Di lì a poco ripartiamo, soli, sfidando il caldo torrido del primo pomeriggio. Dopo diversi chilometri, molti dei quali d’asfalto, arriviamo sino a San Piero a Sieve, passando per una chiesetta che risale al 1300 (inizialmente, leggendo la guida, avevo frainteso: avevo capito che risalisse a 1300 metri di altitudine, e mi era venuto un mancamento) e una riserva di caccia con un nome che non dimenticheremo facilmente: Schifanoia
Viene facile il parallelismo con il "Che vita schifosa" del vecchio Fillo.


Rispetto ai paesini incontrati sinora, San Piero a Sieve ci sembra una metropoli, con addirittura un locale dove fare l’aperitivo. Prima di risalire sino al Castello di Trebbio (ci aspetta una salita che non perdona) ci concediamo una birra. Poco dopo appaiono anche i nostri amici. Questa volta risaliamo insieme, è inevitabile. Ci raccontano di aver incrociato la stessa coppia che avevamo visto a Sant’Agata e mentre proviamo a rimettere insieme i pezzi, una certezza comincia a insinuarsi nelle nostre menti: quella sulla panchina era Katia! Ma è ovvio! Come abbiamo fatto a non pensarci? Katia, oggi ti ho persino parlato ma non avevo capito fossi tu. Oramai ti abbiamo raggiunta!
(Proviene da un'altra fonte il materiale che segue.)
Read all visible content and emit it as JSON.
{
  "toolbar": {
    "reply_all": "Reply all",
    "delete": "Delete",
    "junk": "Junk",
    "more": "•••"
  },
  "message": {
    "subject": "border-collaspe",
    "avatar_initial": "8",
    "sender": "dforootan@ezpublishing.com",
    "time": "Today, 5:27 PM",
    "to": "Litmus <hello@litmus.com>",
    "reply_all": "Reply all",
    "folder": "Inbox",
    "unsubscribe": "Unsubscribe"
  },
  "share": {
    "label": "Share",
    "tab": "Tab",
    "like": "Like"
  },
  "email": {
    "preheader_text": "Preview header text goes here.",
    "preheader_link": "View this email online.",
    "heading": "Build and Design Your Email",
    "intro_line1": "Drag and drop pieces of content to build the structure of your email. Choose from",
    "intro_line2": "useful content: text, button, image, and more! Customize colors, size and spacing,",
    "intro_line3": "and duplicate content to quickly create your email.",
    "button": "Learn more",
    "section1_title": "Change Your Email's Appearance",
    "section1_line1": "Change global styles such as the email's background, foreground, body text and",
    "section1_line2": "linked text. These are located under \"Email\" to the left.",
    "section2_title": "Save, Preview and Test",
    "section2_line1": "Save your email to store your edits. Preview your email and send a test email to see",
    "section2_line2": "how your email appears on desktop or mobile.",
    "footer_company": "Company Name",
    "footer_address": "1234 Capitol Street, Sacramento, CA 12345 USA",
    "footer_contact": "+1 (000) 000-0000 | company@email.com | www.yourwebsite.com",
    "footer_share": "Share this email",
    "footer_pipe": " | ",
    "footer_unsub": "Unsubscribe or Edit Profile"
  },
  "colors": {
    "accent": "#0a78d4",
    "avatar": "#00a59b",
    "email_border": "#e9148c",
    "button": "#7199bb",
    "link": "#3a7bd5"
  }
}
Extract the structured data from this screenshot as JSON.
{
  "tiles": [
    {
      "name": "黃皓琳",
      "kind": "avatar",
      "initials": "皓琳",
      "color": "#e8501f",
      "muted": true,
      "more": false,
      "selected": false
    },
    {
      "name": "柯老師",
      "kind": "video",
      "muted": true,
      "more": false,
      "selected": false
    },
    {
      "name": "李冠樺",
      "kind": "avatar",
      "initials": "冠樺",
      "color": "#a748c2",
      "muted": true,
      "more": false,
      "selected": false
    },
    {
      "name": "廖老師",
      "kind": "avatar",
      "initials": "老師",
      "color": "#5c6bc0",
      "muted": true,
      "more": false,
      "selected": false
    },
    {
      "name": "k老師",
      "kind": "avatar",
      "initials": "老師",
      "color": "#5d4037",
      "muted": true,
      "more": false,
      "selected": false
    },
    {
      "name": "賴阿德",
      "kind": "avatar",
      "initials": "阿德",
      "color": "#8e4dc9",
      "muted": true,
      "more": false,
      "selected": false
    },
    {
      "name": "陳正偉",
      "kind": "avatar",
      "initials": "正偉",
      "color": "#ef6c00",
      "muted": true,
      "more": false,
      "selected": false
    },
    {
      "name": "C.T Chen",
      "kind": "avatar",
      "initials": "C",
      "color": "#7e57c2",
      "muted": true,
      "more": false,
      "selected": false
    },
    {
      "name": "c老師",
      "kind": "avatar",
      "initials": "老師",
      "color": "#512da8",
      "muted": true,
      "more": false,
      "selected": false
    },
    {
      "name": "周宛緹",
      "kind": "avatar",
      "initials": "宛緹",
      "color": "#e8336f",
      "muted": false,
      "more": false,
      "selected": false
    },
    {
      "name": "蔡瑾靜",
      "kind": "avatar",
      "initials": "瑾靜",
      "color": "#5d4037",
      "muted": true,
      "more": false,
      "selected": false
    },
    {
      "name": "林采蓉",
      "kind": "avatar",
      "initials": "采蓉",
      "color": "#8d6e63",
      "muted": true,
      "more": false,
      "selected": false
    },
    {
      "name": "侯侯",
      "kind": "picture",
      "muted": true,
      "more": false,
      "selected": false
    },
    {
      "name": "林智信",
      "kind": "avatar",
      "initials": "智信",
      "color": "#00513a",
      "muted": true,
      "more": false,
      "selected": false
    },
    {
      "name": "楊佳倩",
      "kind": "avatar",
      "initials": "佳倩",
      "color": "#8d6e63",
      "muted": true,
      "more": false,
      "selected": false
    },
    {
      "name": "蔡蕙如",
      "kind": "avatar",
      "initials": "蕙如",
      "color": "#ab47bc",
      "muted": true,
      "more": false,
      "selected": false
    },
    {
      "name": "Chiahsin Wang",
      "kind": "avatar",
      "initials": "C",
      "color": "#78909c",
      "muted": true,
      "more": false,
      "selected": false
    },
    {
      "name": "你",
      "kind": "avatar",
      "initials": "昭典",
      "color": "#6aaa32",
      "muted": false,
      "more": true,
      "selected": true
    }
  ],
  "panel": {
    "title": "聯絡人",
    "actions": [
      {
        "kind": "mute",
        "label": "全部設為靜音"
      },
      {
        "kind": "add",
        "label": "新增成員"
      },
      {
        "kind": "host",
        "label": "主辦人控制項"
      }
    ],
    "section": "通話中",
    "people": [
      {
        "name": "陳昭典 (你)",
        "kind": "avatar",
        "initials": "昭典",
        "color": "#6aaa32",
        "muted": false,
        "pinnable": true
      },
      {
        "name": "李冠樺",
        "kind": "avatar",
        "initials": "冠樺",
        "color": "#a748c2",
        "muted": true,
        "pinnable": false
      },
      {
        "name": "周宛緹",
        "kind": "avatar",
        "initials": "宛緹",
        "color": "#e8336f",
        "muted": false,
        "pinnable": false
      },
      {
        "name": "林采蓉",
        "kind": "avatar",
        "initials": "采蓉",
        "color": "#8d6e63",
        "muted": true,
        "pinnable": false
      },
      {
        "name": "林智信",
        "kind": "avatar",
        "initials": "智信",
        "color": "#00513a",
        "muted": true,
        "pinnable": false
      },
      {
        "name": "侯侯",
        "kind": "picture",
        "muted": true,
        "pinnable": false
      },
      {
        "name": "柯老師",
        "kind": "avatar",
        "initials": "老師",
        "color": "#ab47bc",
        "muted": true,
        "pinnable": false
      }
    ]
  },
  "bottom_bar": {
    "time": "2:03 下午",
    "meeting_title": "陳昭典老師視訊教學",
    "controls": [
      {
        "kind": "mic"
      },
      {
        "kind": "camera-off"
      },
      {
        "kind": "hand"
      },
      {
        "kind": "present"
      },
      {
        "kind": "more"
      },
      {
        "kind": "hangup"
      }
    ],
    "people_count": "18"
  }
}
Maledico più volte i tre chili di tenda che mi sto portando dietro, che non ho ancora usato e che, visto il tempo, di certo non userò nemmeno questa sera. Arrivati in cima Fillo individua un prato che fa al caso nostro, proprio vicino a una vecchia fontana con una grande vasca.
Ceniamo (Tonno + Mais + Salamino per me. Cosa te ne pare Gordon Ramsay?), riusciamo più o meno a lavarci e a rattoppare i piedi con i cerotti anti-vesciche. Ci sdraiamo a muso in su sotto un cielo che sembra incredibilmente vicino.
Siamo ai piedi di un castello che domina tutta la valle, la luna rischiara i profili soffici dei colli toscani punteggiati qui e là da poche, rade luci che non inquinano la notte. Vediamo un mucchio di stelle cadenti e mentre ognuno di noi desidera in silenzio, dal sacco a pelo di Fillo sentiamo pronunciare: “Desidero di essere un Faraone! Così domani mi sveglio e tutti mi portano lo zaino, il sacco a pelo e tutto quanto!”  Nel frattempo ho trovato finalmente una funzione alla tenda: è un ottimo cuscino, né troppo duro né troppo morbido. Peccato solo per il peso.



venerdì 10 agosto 2012

ERRARE PER LA VIA DEGLI DEI | Capitolo 4, dove per poco non si incontra Katia e si dorme in Rulot


La terza tappa è indicata come la più breve sul nostro libro. Solo 17 chilometri contro gli oltre 20 delle prime due e i quasi 30 delle prossime. Noi, però, siamo in ritardo di circa un’ora di cammino, perché ci siamo fermati alle Croci e non a Madonna dei Fornelli. Quindi decidiamo di partire presto per cercare di recuperare. Ringraziata e salutata ancora la signora, ci incamminiamo rifiutando un caffè che davvero non ci sembra il caso di accettare. Siamo già in direzione della Toscana: questa tappa valica ufficialmente il confine, arrivando sino al mitico Passo della Futa.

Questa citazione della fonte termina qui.